Work still needs to be done on the signalling system, the power supply, trains and track circuits, he added.

"That is why we need more engineering hours. This can only come if we reduce train operating hours. It is a zero-sum game," said Mr Khaw at the Future Railway Technology for Depot and Trains event, held at SMRT's Tuas West Depot yesterday.

WHEN?

He did not say when the shorter hours are likely to be introduced, or how long the reduction may be.

Mr Khaw was reiterating the call he made in Parliament last Tuesday, when he described the limited engineering hours as a "significant obstacle" to the renewal of ageing rail assets.

Engineering hours are currently limited to about three hours a night - when trains are not in service - though these have been extended on occasion to facilitate upgrading works.

The Bukit Panjang LRT line is currently starting service at 7am instead of 5.30am on Sundays for an eight-week period that started on Sunday to facilitate the replacement of rail mounting frames and rail expansion joints.

Mr Khaw also noted that while the Tuas depot, which opened in June, comes with a power substation that has increased the power capacity for the rail network by 50 per cent, existing equipment in the older substations has "aged significantly and is due for renewal".

The North-South and East-West lines were previously drawing power from four substations with the peak-hour power load at about 80 per cent of the network capacity.

This was anticipated to increase by an additional 25 per cent with the opening of the Tuas West Extension and completion of resignalling works, said Mr Khaw.

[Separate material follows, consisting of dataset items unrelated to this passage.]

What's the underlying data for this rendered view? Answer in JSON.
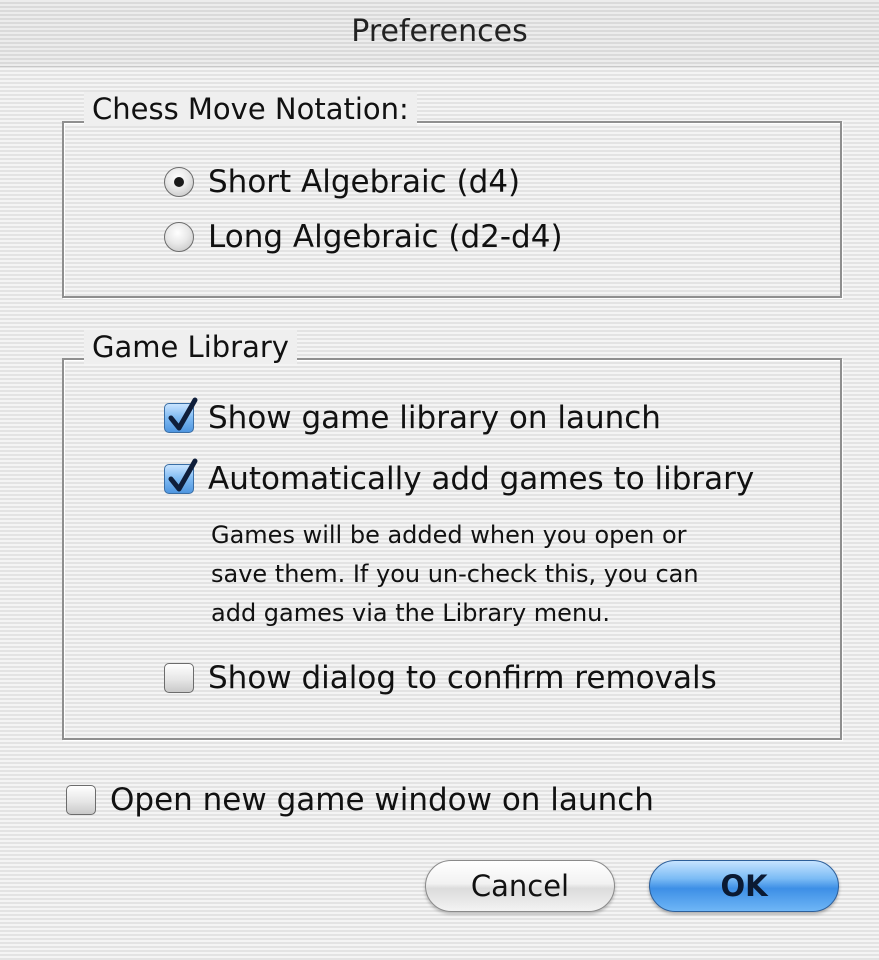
{
  "window": {
    "title": "Preferences"
  },
  "notation": {
    "group_label": "Chess Move Notation:",
    "options": [
      {
        "label": "Short Algebraic (d4)",
        "selected": true
      },
      {
        "label": "Long Algebraic (d2-d4)",
        "selected": false
      }
    ]
  },
  "library": {
    "group_label": "Game Library",
    "show_on_launch": {
      "label": "Show game library on launch",
      "checked": true
    },
    "auto_add": {
      "label": "Automatically add games to library",
      "checked": true
    },
    "help_lines": [
      "Games will be added when you open or",
      "save them.  If you un-check this, you can",
      "add games via the Library menu."
    ],
    "confirm_removals": {
      "label": "Show dialog to confirm removals",
      "checked": false
    }
  },
  "open_new_window": {
    "label": "Open new game window on launch",
    "checked": false
  },
  "buttons": {
    "cancel": "Cancel",
    "ok": "OK"
  },
  "colors": {
    "accent": "#4f96e0",
    "default_button": "#3d8fe6"
  }
}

This would force SMRT to tap backup reserves, he added.

"The need to reduce overcrowdedness in trains forced us to add new trains, further pushing the limits on our power capacity," he said.

He added that a "qualitative upgrade" to train depots is needed to build capabilities in predictive maintenance for its rail network. It includes adopting automatic vehicle inspection systems, which use cameras and sensors installed on tracks.